Les principales causes du travail des enfants sont, la pauvreté, l’analphabétisme, la différence de salaire entre adultes et enfants, le décès ou l’absence permanente du père, le niveau de vie très bas dans les campagnes, les conditions de vie dans les quartiers pauvres de la ville, l’impossibilité du système scolaire à garantir un emploi futur, les exigences physiques spécifiques pour effectuer certaines tâches (mines, tissage des tapis, etc.).
Les enfants abandonnés ou sans-domicile-fixe (SDF), l’école buissonnière, les familles nombreuses et l’emploi des parents qui ne permet pas de gérer celles-ci ni sur le plan matériel ni sur celui moral et éducatif.
Les conséquences de l’indifférence face au phénomène
Dans la plupart des activités effectuées par les enfants, les risques d’une détérioration rapide de leur santé sont importants : l’utilisation de produits chimiques dans le cas des industries de la chaussure, de l’orfèvrerie et du textile, mais aussi dans l’agriculture, intoxique l’organisme fragile des enfants.
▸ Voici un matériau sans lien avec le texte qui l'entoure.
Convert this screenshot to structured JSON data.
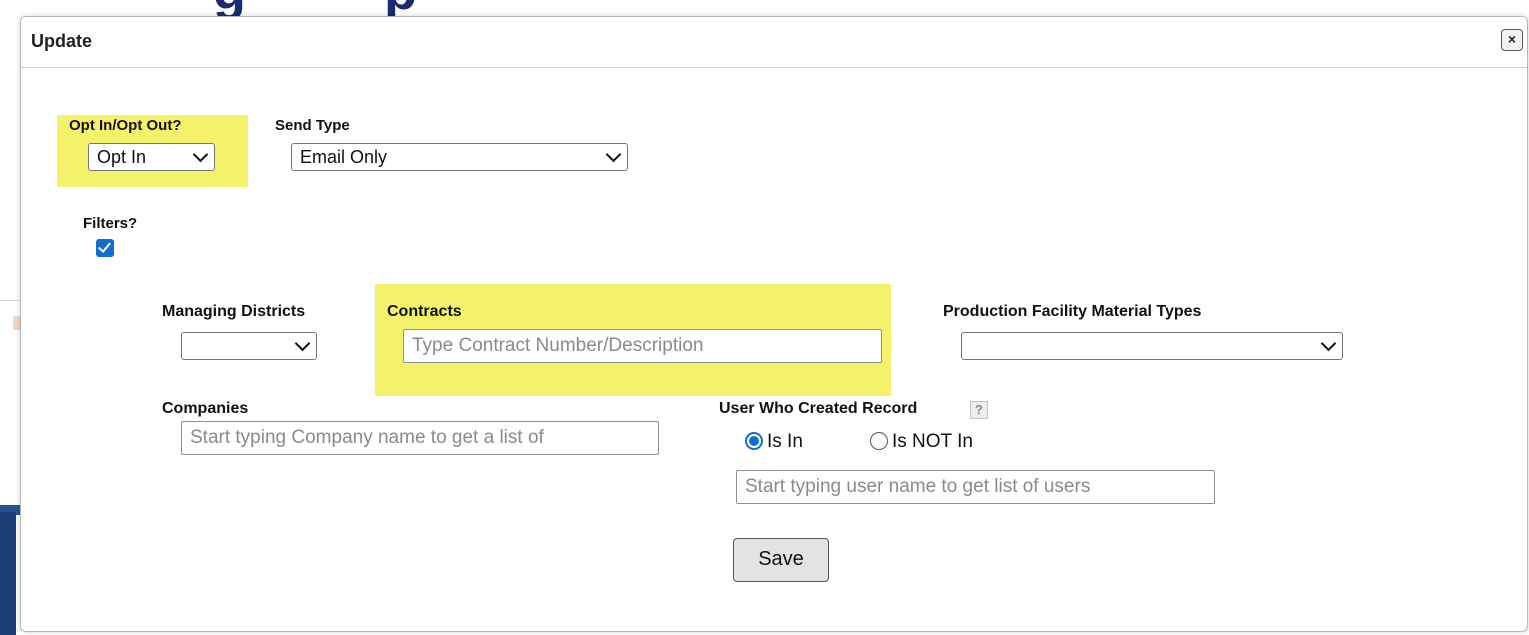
{
  "dialog": {
    "title": "Update",
    "close_glyph": "×"
  },
  "background": {
    "heading_fragments": [
      "g",
      "p"
    ]
  },
  "opt": {
    "label": "Opt In/Opt Out?",
    "value": "Opt In"
  },
  "send_type": {
    "label": "Send Type",
    "value": "Email Only"
  },
  "filters": {
    "label": "Filters?",
    "checked": true
  },
  "managing_districts": {
    "label": "Managing Districts",
    "value": ""
  },
  "contracts": {
    "label": "Contracts",
    "placeholder": "Type Contract Number/Description"
  },
  "production": {
    "label": "Production Facility Material Types",
    "value": ""
  },
  "companies": {
    "label": "Companies",
    "placeholder": "Start typing Company name to get a list of"
  },
  "created_by": {
    "label": "User Who Created Record",
    "help_glyph": "?",
    "option_in": "Is In",
    "option_not_in": "Is NOT In",
    "selected": "Is In",
    "placeholder": "Start typing user name to get list of users"
  },
  "actions": {
    "save_label": "Save"
  },
  "colors": {
    "highlight": "#f3f26a",
    "accent": "#0f6fd0",
    "background_panel": "#1c3e74"
  },
  "icons": [
    "close-icon",
    "chevron-down-icon",
    "checkbox-checked-icon",
    "help-icon",
    "radio-selected-icon",
    "radio-unselected-icon"
  ]
}
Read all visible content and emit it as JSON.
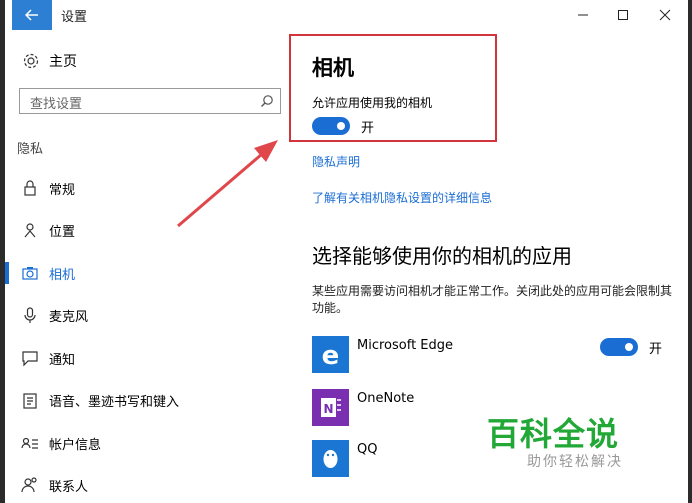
{
  "window": {
    "title": "设置"
  },
  "sidebar": {
    "home_label": "主页",
    "search_placeholder": "查找设置",
    "group_label": "隐私",
    "items": [
      {
        "label": "常规",
        "icon": "lock-icon",
        "active": false
      },
      {
        "label": "位置",
        "icon": "location-icon",
        "active": false
      },
      {
        "label": "相机",
        "icon": "camera-icon",
        "active": true
      },
      {
        "label": "麦克风",
        "icon": "microphone-icon",
        "active": false
      },
      {
        "label": "通知",
        "icon": "chat-bubble-icon",
        "active": false
      },
      {
        "label": "语音、墨迹书写和键入",
        "icon": "clipboard-icon",
        "active": false
      },
      {
        "label": "帐户信息",
        "icon": "account-list-icon",
        "active": false
      },
      {
        "label": "联系人",
        "icon": "contacts-icon",
        "active": false
      }
    ]
  },
  "main": {
    "title": "相机",
    "allow_label": "允许应用使用我的相机",
    "allow_toggle_state": "开",
    "privacy_link": "隐私声明",
    "learn_more_link": "了解有关相机隐私设置的详细信息",
    "section_title": "选择能够使用你的相机的应用",
    "section_desc": "某些应用需要访问相机才能正常工作。关闭此处的应用可能会限制其功能。",
    "apps": [
      {
        "name": "Microsoft Edge",
        "toggle_state": "开"
      },
      {
        "name": "OneNote",
        "toggle_state": ""
      },
      {
        "name": "QQ",
        "toggle_state": ""
      }
    ]
  },
  "watermark": {
    "logo": "百科全说",
    "sub": "助你轻松解决"
  },
  "colors": {
    "accent": "#1a6dd3",
    "highlight_box": "#d0353b",
    "watermark": "#22a837"
  }
}
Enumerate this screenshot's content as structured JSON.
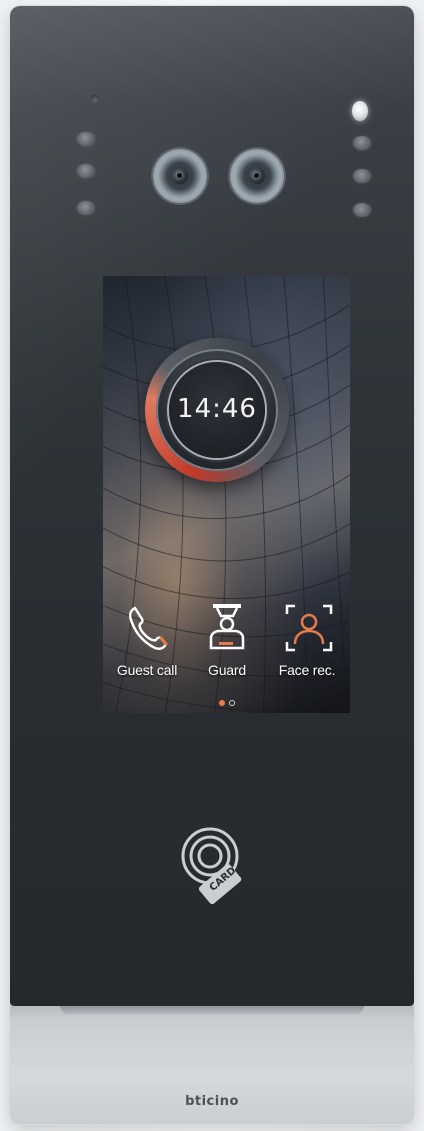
{
  "device": {
    "brand": "bticino"
  },
  "screen": {
    "clock_time": "14:46",
    "apps": [
      {
        "label": "Guest call",
        "icon": "phone-icon"
      },
      {
        "label": "Guard",
        "icon": "guard-icon"
      },
      {
        "label": "Face rec.",
        "icon": "face-recognition-icon"
      }
    ],
    "pager": {
      "active_page": 1,
      "total_pages": 2
    }
  },
  "card_reader": {
    "label": "CARD",
    "icon": "nfc-card-icon"
  },
  "colors": {
    "accent_orange": "#e77b4b",
    "ring_red": "#c0392b",
    "faceplate": "#2a2e33",
    "bottom_plate": "#d5d9dc"
  }
}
Dans l’industrie du tapis ou du tissage, les enfants sont entassés dans des lieux sombres et pollués de poussières de laine. Ils abîment leurs yeux et leurs poumons.
Les enfants chiffonniers sont souvent atteints de maladies de la peau. De plus, ils risquent de se couper et de contracter le tétanos (maladie infectieuse très grave). Les enfants qui travaillent dans la construction ont des troubles de croissance et des déformations parce qu’ils portent des charges trop lourdes.
Les enfants qui travaillent dans les carrières et les mines sont exposés à la silicose (maladie pulmonaire). Les enfants qui se prostituent sont de plus en plus fréquemment atteints du sida.